Сегодня меня вызвали в лабораторию. Пришлось идти. Это предложение, от которого невозможно отказаться даже из скромности.
Учёный встретил меня, как родного. Сначала попросил присесть на стульчик. А когда я присел, взял со стола учебное пособие по анатомии человека, треснул меня им по башке, а потом попросил рассказать про строение человеческого скелета. Я рассказал. Учёный долго аплодировал. Потом последовательно избивал меня учебниками по юриспруденции, по макроэкономике и вождению маломерных судов, тем самым значительно обогатив багаж моих знаний и отбив мне нафиг все филейные места и интерес к дальнейшей учёбе.
Хочется отметить: наша система образования нуждается в масштабных реформах.
День 35.
Меня официально поставили на должность лаборанта. Точнее, это должность на меня взвалили. Я попробовал возразить, сославшись на плохое зрение, но командир сказал, что такие дурацкие отговорки не канают.
Сегодня приступил к своим обязанностям в лаборатории: мою пробирки и исполняю разные мелкие поручения. В частности, бегал на склад, получал спирт для дезинфекции. Завхоз выдал мне три пятилитровые канистры. При этом так горестно вздыхал, что я развздыхался в унисон.

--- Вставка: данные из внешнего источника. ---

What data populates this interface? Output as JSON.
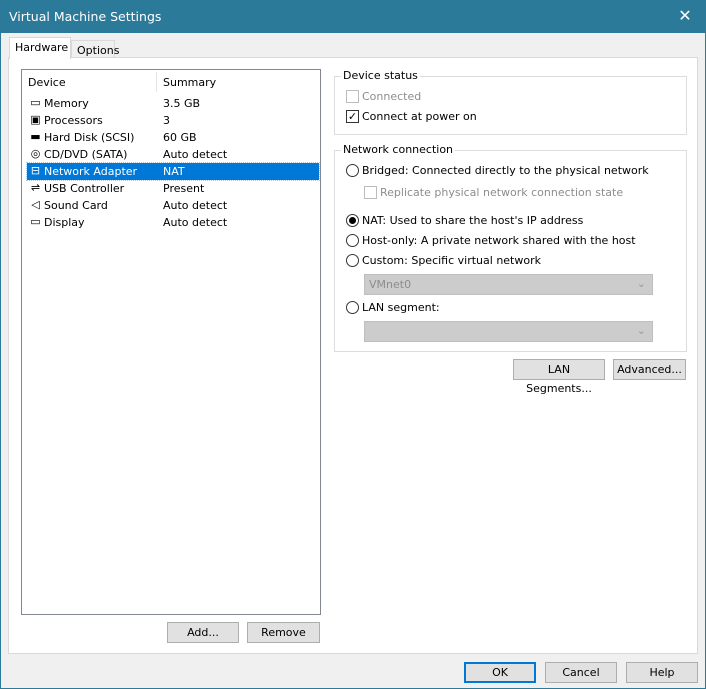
{
  "window": {
    "title": "Virtual Machine Settings",
    "close": "✕"
  },
  "tabs": [
    {
      "label": "Hardware"
    },
    {
      "label": "Options"
    }
  ],
  "device_list": {
    "headers": {
      "device": "Device",
      "summary": "Summary"
    },
    "items": [
      {
        "name": "Memory",
        "summary": "3.5 GB",
        "icon": "▭"
      },
      {
        "name": "Processors",
        "summary": "3",
        "icon": "▣"
      },
      {
        "name": "Hard Disk (SCSI)",
        "summary": "60 GB",
        "icon": "▬"
      },
      {
        "name": "CD/DVD (SATA)",
        "summary": "Auto detect",
        "icon": "◎"
      },
      {
        "name": "Network Adapter",
        "summary": "NAT",
        "icon": "⊟"
      },
      {
        "name": "USB Controller",
        "summary": "Present",
        "icon": "⇌"
      },
      {
        "name": "Sound Card",
        "summary": "Auto detect",
        "icon": "◁"
      },
      {
        "name": "Display",
        "summary": "Auto detect",
        "icon": "▭"
      }
    ]
  },
  "list_buttons": {
    "add": "Add...",
    "remove": "Remove"
  },
  "device_status": {
    "legend": "Device status",
    "connected": "Connected",
    "connect_power_on": "Connect at power on"
  },
  "network": {
    "legend": "Network connection",
    "bridged": "Bridged: Connected directly to the physical network",
    "replicate": "Replicate physical network connection state",
    "nat": "NAT: Used to share the host's IP address",
    "hostonly": "Host-only: A private network shared with the host",
    "custom": "Custom: Specific virtual network",
    "custom_value": "VMnet0",
    "lan": "LAN segment:",
    "lan_value": ""
  },
  "net_buttons": {
    "lan_segments": "LAN Segments...",
    "advanced": "Advanced..."
  },
  "footer": {
    "ok": "OK",
    "cancel": "Cancel",
    "help": "Help"
  }
}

Канистры со спиртом я притаранил в лабораторию. Учёный незамедлительно открутил крышечки, (при этом подозрительно косился на меня), убедился, что убыли продукта за время доставки его со склада не произошло, после чего запер канистры в сейф. Ключ от сейфа повесил на шнурок, а шнурок надел на шею и заправил под плащ. А меня погнал мыть пробирки.
Через несколько минут в лабораторию зашёл командир улья и поинтересовался, как продвигаются исследования. Учёный ответил, что он стоит на пороге глобального открытия. Командир сказал, что это дело надо как-то отметить. Учёный достал из сейфа спирт и налил командиру командирские сто грамм. Командир в один приём влил в себя стакан «огненной воды», занюхал прядью своих волос, потом спохватился, что ему надо идти на совещание к Королеве и спросил, есть ли чем зажевать. Учёный пошарил в сейфе, выудил из самых его недр засохшую от старости мармеладку, сдул с неё пыль и вручил командиру. Командир отчалил, жуя на ходу.
Через несколько минут зашёл старпом, и история повторилась. Но с мелкими нюансами. Во-первых, старпому пришлось налить дважды, ибо он только что получил разнос от командира и был сильно опечален. Во-вторых, как учёный ни отнекивался, ему пришлось тяпнуть за компанию.
Когда за счастливым старпомом закрылась дверь, учёный вспомнил, что собирался сделать важное научное открытие и сел за компьютер. В этот момент вошёл первый пилот и с хитрым видом сообщил, что учёный не проставился за повышение по службе. А это очень не по-товарищески, и вообще, стыдно отбиваться от коллектива.
Учёный с кислой мордой полез в сейф за спиртом…
Не успел первый пилот скрыться с места преступления, как на горизонте нарисовался штурман. Учёный уже даже спрашивать его ни о чём не стал, просто молча вытащил из сейфа канистру.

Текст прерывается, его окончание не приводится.